Context. STEPAR is an automatic code written in Python 3.X designed to compute the stellar atmospheric parameters Teff, log g, Fe/H, and ξ of FGK-type stars by means of the equivalent width (EW) ...method. This code has already been extensively tested in different spectroscopic studies of FGK-type stars with several spectrographs and against thousands of Gaia-ESO Survey UVES U580 spectra of late-type, low-mass stars as one of its 13 pipelines. Aims. We describe the code that we tested against a library of well characterised Gaia benchmark stars. We also release the code to the community and provide the link for download. Methods.
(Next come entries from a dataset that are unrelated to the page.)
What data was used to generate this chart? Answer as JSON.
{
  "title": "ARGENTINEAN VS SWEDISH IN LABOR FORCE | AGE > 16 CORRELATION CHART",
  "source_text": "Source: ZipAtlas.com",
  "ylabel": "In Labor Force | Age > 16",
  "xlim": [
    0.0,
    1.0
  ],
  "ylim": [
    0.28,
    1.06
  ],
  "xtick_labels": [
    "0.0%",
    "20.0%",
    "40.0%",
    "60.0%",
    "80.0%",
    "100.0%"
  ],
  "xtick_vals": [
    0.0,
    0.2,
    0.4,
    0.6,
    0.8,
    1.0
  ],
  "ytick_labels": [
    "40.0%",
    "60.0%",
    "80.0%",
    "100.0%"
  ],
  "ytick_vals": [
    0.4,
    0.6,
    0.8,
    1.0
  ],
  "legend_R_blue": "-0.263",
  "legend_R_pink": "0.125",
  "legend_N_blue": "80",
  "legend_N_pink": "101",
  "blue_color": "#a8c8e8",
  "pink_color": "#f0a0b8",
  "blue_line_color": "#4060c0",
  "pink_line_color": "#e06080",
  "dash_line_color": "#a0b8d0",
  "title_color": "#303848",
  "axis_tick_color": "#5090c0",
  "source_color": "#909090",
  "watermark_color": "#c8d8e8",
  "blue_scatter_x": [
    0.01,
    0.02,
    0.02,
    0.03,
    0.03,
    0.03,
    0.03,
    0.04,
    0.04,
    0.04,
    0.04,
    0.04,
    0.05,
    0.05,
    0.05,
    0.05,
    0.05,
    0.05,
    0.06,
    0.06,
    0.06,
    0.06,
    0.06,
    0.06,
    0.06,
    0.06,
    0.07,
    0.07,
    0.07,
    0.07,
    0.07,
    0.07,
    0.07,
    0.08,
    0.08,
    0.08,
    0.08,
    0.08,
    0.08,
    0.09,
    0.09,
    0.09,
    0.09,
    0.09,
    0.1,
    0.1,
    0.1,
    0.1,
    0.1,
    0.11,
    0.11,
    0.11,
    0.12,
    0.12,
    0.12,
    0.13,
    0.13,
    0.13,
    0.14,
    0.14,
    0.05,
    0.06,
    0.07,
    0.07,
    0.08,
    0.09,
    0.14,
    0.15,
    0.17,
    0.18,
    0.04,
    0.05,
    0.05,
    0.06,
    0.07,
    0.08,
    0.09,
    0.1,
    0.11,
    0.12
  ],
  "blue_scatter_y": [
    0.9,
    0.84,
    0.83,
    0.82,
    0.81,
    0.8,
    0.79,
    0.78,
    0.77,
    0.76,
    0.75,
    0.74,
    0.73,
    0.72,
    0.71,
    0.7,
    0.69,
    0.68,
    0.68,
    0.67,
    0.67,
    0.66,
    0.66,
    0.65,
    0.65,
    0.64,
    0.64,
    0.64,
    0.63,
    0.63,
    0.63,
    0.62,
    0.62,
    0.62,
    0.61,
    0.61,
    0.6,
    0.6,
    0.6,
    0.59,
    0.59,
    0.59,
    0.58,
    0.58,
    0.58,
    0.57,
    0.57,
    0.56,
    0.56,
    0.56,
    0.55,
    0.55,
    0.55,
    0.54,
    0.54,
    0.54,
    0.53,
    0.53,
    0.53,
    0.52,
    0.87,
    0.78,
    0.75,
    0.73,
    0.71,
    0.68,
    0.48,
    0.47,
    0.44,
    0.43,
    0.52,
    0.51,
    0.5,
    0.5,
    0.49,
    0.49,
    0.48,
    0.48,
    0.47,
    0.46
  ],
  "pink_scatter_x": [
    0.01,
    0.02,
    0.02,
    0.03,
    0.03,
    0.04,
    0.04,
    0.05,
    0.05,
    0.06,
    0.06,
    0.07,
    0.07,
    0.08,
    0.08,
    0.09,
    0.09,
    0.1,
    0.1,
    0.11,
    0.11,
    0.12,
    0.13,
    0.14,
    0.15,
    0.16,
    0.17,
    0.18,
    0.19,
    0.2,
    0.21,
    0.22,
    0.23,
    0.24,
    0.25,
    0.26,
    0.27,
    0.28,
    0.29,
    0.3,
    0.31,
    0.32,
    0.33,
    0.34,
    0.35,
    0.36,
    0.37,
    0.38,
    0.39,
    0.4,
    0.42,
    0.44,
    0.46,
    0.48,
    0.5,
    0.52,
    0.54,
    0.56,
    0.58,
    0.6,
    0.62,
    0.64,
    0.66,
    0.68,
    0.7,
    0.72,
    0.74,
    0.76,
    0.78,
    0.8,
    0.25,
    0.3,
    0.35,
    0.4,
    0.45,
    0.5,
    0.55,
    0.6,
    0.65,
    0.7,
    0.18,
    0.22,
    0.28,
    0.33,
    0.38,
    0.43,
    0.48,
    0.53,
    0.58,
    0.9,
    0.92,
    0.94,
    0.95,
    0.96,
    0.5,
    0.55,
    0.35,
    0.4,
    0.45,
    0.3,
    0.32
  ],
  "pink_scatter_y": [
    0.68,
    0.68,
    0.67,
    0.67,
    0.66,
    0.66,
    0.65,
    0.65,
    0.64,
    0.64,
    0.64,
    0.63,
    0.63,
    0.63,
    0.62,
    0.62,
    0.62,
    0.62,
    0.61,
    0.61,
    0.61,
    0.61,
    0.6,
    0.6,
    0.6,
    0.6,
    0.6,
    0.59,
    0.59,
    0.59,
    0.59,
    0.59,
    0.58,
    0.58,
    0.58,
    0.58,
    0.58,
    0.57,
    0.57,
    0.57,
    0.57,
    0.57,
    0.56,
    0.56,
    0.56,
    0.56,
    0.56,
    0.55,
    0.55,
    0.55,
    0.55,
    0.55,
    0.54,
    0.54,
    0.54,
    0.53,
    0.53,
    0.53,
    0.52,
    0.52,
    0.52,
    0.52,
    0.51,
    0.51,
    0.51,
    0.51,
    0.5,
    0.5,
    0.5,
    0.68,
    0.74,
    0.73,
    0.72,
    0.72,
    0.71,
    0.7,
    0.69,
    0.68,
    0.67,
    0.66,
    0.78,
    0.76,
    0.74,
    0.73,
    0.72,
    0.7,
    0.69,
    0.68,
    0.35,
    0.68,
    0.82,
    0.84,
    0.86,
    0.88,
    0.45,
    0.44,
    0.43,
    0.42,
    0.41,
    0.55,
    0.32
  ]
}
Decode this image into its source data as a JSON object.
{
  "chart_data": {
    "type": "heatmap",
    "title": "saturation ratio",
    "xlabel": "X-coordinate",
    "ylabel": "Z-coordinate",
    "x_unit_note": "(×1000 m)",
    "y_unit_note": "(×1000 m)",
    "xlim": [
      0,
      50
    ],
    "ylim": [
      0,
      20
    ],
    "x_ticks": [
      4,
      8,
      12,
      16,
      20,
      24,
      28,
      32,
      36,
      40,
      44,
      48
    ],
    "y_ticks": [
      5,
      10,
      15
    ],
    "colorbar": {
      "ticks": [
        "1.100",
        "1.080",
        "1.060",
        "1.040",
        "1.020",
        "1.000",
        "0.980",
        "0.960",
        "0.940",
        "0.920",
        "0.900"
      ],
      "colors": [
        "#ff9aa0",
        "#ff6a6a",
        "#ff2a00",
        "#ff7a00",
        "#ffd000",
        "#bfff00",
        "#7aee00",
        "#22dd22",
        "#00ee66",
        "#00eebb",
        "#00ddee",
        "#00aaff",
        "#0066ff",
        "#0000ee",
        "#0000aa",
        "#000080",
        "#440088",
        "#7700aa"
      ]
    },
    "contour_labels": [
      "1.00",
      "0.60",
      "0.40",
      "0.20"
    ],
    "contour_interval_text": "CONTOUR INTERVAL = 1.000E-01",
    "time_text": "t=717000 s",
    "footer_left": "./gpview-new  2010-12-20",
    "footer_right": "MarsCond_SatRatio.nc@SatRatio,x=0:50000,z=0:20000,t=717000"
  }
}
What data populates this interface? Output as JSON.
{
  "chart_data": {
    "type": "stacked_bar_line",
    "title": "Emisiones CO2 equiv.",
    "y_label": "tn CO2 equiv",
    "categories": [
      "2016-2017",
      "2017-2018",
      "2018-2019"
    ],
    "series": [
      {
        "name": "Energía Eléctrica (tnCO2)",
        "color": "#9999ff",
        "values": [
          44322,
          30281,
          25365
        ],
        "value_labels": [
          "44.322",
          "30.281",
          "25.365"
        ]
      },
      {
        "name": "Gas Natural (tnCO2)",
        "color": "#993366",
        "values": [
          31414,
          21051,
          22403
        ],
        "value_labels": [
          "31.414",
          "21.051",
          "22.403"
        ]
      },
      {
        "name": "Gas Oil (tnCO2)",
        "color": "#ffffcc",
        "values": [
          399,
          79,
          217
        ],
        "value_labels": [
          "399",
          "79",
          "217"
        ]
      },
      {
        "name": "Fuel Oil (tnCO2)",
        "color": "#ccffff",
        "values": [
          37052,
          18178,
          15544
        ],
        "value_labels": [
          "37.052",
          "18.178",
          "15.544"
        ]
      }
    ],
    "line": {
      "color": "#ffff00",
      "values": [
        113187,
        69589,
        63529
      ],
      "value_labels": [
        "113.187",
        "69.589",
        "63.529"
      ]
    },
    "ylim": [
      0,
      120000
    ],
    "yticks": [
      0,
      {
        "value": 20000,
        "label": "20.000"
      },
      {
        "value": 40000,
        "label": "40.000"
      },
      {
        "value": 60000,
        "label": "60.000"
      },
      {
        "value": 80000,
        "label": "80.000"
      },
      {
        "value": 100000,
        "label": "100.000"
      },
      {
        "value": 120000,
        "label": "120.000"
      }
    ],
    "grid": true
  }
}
We carried out the required EW determination of Fe I and Fe II spectral lines using the automatic tool TAME. STEPAR implements a grid of MARCS model atmospheres and the MOOG radiative transfer code to compute stellar atmospheric parameters by means of a Downhill Simplex minimisation algorithm. Results. We show the results of the benchmark star test and also discuss the limitations of the EW method, and hence the code. In addition, we find a small internal scatter for the benchmark stars of 9 ± 32 K in Teff, 0.00 ± 0.07 dex in log g, and 0.00 ± 0.03 dex in Fe/H. Finally, we advise against using STEPAR on double-lined spectroscopic binaries or spectra with R < 30 000, S/N < 20, or v sin i > 15 km s−1, and on stars later than K4 or earlier than F6.